Problem Statement
Background
Over the past few years OnBuy has grown revenue rapidly. That growth brought:
- More sellers
- More customers
- Tens of millions of additional products
- Higher delivery cadence for new features
- Increased traffic
- Expanded engineering team
This growth made it harder to write, ship, run, and observe our systems. To cope, we scaled infrastructure without proportional observability or automation, which increased cloud spend.

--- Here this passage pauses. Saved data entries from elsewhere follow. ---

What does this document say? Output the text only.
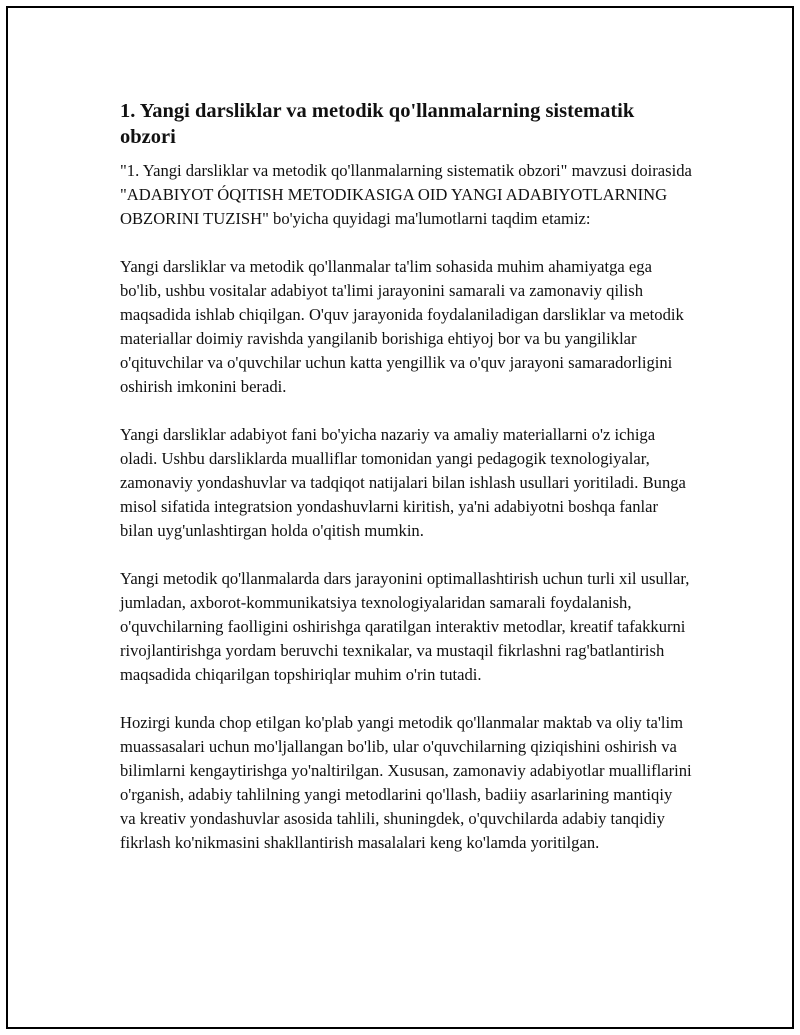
1. Yangi darsliklar va metodik qo'llanmalarning sistematik obzori

"1. Yangi darsliklar va metodik qo'llanmalarning sistematik obzori" mavzusi doirasida "ADABIYOT ÓQITISH METODIKASIGA OID YANGI ADABIYOTLARNING OBZORINI TUZISH" bo'yicha quyidagi ma'lumotlarni taqdim etamiz:

Yangi darsliklar va metodik qo'llanmalar ta'lim sohasida muhim ahamiyatga ega bo'lib, ushbu vositalar adabiyot ta'limi jarayonini samarali va zamonaviy qilish maqsadida ishlab chiqilgan. O'quv jarayonida foydalaniladigan darsliklar va metodik materiallar doimiy ravishda yangilanib borishiga ehtiyoj bor va bu yangiliklar o'qituvchilar va o'quvchilar uchun katta yengillik va o'quv jarayoni samaradorligini oshirish imkonini beradi.

Yangi darsliklar adabiyot fani bo'yicha nazariy va amaliy materiallarni o'z ichiga oladi. Ushbu darsliklarda mualliflar tomonidan yangi pedagogik texnologiyalar, zamonaviy yondashuvlar va tadqiqot natijalari bilan ishlash usullari yoritiladi. Bunga misol sifatida integratsion yondashuvlarni kiritish, ya'ni adabiyotni boshqa fanlar bilan uyg'unlashtirgan holda o'qitish mumkin.

Yangi metodik qo'llanmalarda dars jarayonini optimallashtirish uchun turli xil usullar, jumladan, axborot-kommunikatsiya texnologiyalaridan samarali foydalanish, o'quvchilarning faolligini oshirishga qaratilgan interaktiv metodlar, kreatif tafakkurni rivojlantirishga yordam beruvchi texnikalar, va mustaqil fikrlashni rag'batlantirish maqsadida chiqarilgan topshiriqlar muhim o'rin tutadi.

Hozirgi kunda chop etilgan ko'plab yangi metodik qo'llanmalar maktab va oliy ta'lim muassasalari uchun mo'ljallangan bo'lib, ular o'quvchilarning qiziqishini oshirish va bilimlarni kengaytirishga yo'naltirilgan. Xususan, zamonaviy adabiyotlar mualliflarini o'rganish, adabiy tahlilning yangi metodlarini qo'llash, badiiy asarlarining mantiqiy va kreativ yondashuvlar asosida tahlili, shuningdek, o'quvchilarda adabiy tanqidiy fikrlash ko'nikmasini shakllantirish masalalari keng ko'lamda yoritilgan.
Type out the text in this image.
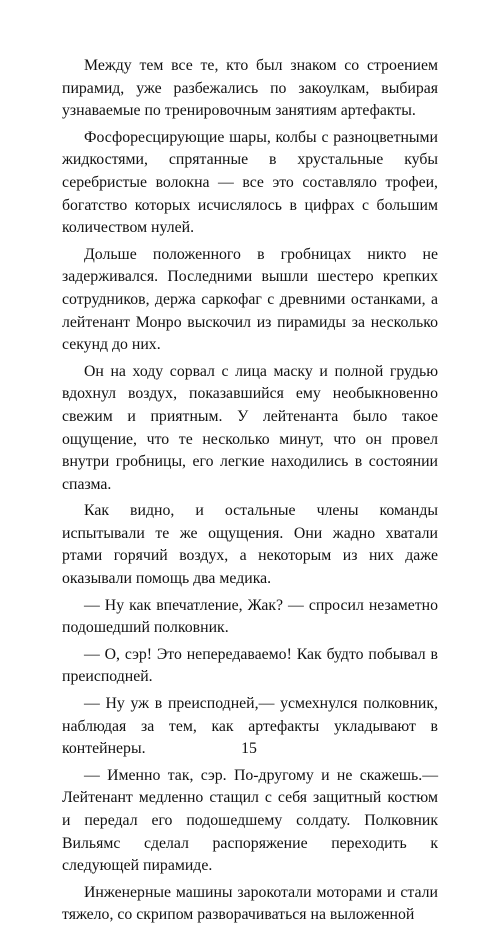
Между тем все те, кто был знаком со строением пирамид, уже разбежались по закоулкам, выбирая узнаваемые по тренировочным занятиям артефакты.

Фосфоресцирующие шары, колбы с разноцветными жидкостями, спрятанные в хрустальные кубы серебристые волокна — все это составляло трофеи, богатство которых исчислялось в цифрах с большим количеством нулей.

Дольше положенного в гробницах никто не задерживался. Последними вышли шестеро крепких сотрудников, держа саркофаг с древними останками, а лейтенант Монро выскочил из пирамиды за несколько секунд до них.

Он на ходу сорвал с лица маску и полной грудью вдохнул воздух, показавшийся ему необыкновенно свежим и приятным. У лейтенанта было такое ощущение, что те несколько минут, что он провел внутри гробницы, его легкие находились в состоянии спазма.

Как видно, и остальные члены команды испытывали те же ощущения. Они жадно хватали ртами горячий воздух, а некоторым из них даже оказывали помощь два медика.

— Ну как впечатление, Жак? — спросил незаметно подошедший полковник.

— О, сэр! Это непередаваемо! Как будто побывал в преисподней.

— Ну уж в преисподней,— усмехнулся полковник, наблюдая за тем, как артефакты укладывают в контейнеры.

— Именно так, сэр. По-другому и не скажешь.— Лейтенант медленно стащил с себя защитный костюм и передал его подошедшему солдату. Полковник Вильямс сделал распоряжение переходить к следующей пирамиде.

Инженерные машины зарокотали моторами и стали тяжело, со скрипом разворачиваться на выложенной

15
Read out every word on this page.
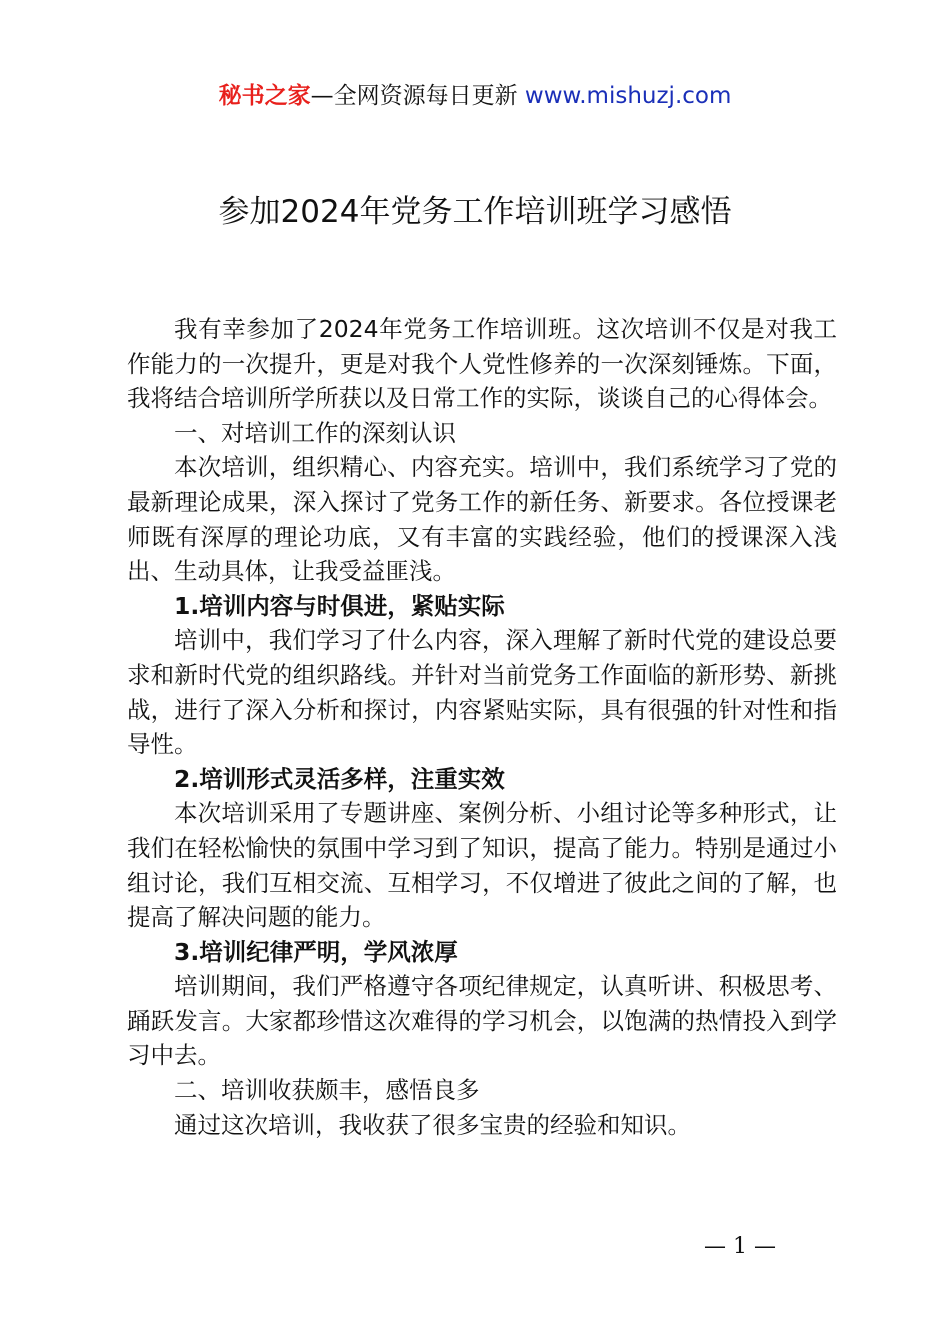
秘书之家—全网资源每日更新 www.mishuzj.com
参加2024年党务工作培训班学习感悟

我有幸参加了2024年党务工作培训班。这次培训不仅是对我工作能力的一次提升，更是对我个人党性修养的一次深刻锤炼。下面，我将结合培训所学所获以及日常工作的实际，谈谈自己的心得体会。

一、对培训工作的深刻认识

本次培训，组织精心、内容充实。培训中，我们系统学习了党的最新理论成果，深入探讨了党务工作的新任务、新要求。各位授课老师既有深厚的理论功底，又有丰富的实践经验，他们的授课深入浅出、生动具体，让我受益匪浅。

1.培训内容与时俱进，紧贴实际

培训中，我们学习了什么内容，深入理解了新时代党的建设总要求和新时代党的组织路线。并针对当前党务工作面临的新形势、新挑战，进行了深入分析和探讨，内容紧贴实际，具有很强的针对性和指导性。

2.培训形式灵活多样，注重实效

本次培训采用了专题讲座、案例分析、小组讨论等多种形式，让我们在轻松愉快的氛围中学习到了知识，提高了能力。特别是通过小组讨论，我们互相交流、互相学习，不仅增进了彼此之间的了解，也提高了解决问题的能力。

3.培训纪律严明，学风浓厚

培训期间，我们严格遵守各项纪律规定，认真听讲、积极思考、踊跃发言。大家都珍惜这次难得的学习机会，以饱满的热情投入到学习中去。

二、培训收获颇丰，感悟良多

通过这次培训，我收获了很多宝贵的经验和知识。

— 1 —
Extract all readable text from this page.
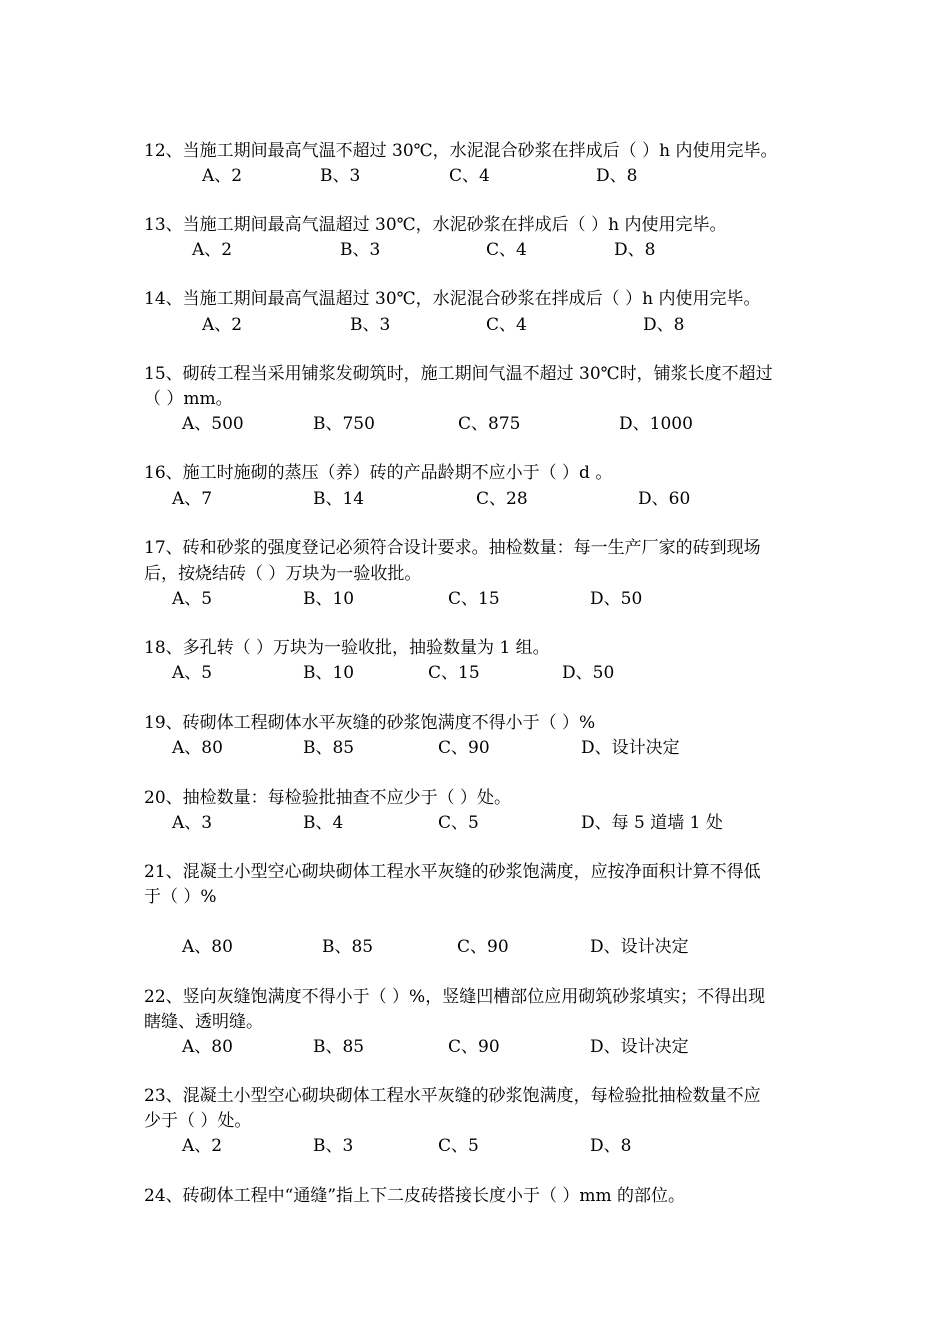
12、当施工期间最高气温不超过 30℃，水泥混合砂浆在拌成后（ ）h 内使用完毕。
A、2	B、3	C、4	D、8
13、当施工期间最高气温超过 30℃，水泥砂浆在拌成后（ ）h 内使用完毕。
A、2	B、3	C、4	D、8
14、当施工期间最高气温超过 30℃，水泥混合砂浆在拌成后（ ）h 内使用完毕。
A、2	B、3	C、4	D、8
15、砌砖工程当采用铺浆发砌筑时，施工期间气温不超过 30℃时，铺浆长度不超过
（ ）mm。
A、500	B、750	C、875	D、1000
16、施工时施砌的蒸压（养）砖的产品龄期不应小于（ ）d 。
A、7	B、14	C、28	D、60
17、砖和砂浆的强度登记必须符合设计要求。抽检数量：每一生产厂家的砖到现场
后，按烧结砖（ ）万块为一验收批。
A、5	B、10	C、15	D、50
18、多孔转（ ）万块为一验收批，抽验数量为 1 组。
A、5	B、10	C、15	D、50
19、砖砌体工程砌体水平灰缝的砂浆饱满度不得小于（ ）%
A、80	B、85	C、90	D、设计决定
20、抽检数量：每检验批抽查不应少于（ ）处。
A、3	B、4	C、5	D、每 5 道墙 1 处
21、混凝土小型空心砌块砌体工程水平灰缝的砂浆饱满度，应按净面积计算不得低
于（ ）%
A、80	B、85	C、90	D、设计决定
22、竖向灰缝饱满度不得小于（ ）%，竖缝凹槽部位应用砌筑砂浆填实；不得出现
瞎缝、透明缝。
A、80	B、85	C、90	D、设计决定
23、混凝土小型空心砌块砌体工程水平灰缝的砂浆饱满度，每检验批抽检数量不应
少于（ ）处。
A、2	B、3	C、5	D、8
24、砖砌体工程中“通缝”指上下二皮砖搭接长度小于（ ）mm 的部位。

We now need to: Reduce costs, improve stability and performance, and increase observability—while improving developer experience.
Problem Definition
Current Deployment Model
Today we deploy to VM groups managed by the DevOps team:
- CI/CD: GitLab CI/CD + php-deploy
- Deployment Pattern: ~45-minute big-bang deploy across frontend, backend, and workers
- Issues:
- Undesired changes are hard to detect
- Rollbacks are slow, often impacting availability
- Limited observability
- Reactive issue identification (queue growth, DB pressure, degraded SLIs)
- No proactive SLOs
Infrastructure Limitations
- Static Infrastructure: Hand-managed, no autoscaling
- No Orchestrated Scheduling: Manual resource allocation
- Cost Impact: Higher costs due to poor elasticity
- Scale Mismatch: Current model isn't fit for our scale
Current State (Baseline)
Cloud Costs
- Monthly cloud costs: £200k
DORA Metrics (Baseline)
| Metric | Current Value | Notes |
|---|---|---|
| Deployment Frequency | ~1/day | Big-bang deployments |
| Lead Time for Changes | ~1 day | To confirm |
| Change Failure Rate (CFR) | Unknown | Needs instrumentation |
| MTTR (Mean Time to Recovery) | ~1 hour | To confirm |
Top-Level SLO Candidates (Current SLIs)
| Metric | Current Value | Target |
|---|---|---|
| P95 Response Time (core buyer flows) | Average 250ms, P99 700ms | TBD |
| Availability (core buyer flows) | 98.??% | Confirm via synthetic + logs |
| Error Rate (HTTP 5xx) | 2% | TBD |
Action: Instrument week-1 baselines from GitLab, deploy logs, load balancer logs, and existing dashboards.
Why Change?
The current infrastructure model has reached its limits:
- Deployment Risk: Big-bang deployments increase blast radius
- Cost Inefficiency: Static infrastructure leads to over-provisioning
- Limited Visibility: Reactive monitoring means issues are discovered too late
- Developer Friction: Manual processes slow down feature delivery
- Scalability: Current model doesn't scale with our growth trajectory
Proposed Approach
Build an Internal Developer Platform on Kubernetes that enables teams to:
- Build, ship, and run services with observability, alerting, autoscaling, and security built in
- Self-serve deployments by default
- Deploy via GitOps (Git-based workflows)
- Use progressive delivery for safer rollouts
- Scale automatically based on demand
The DevOps/Platform team will productise this experience, making it easy for teams to adopt.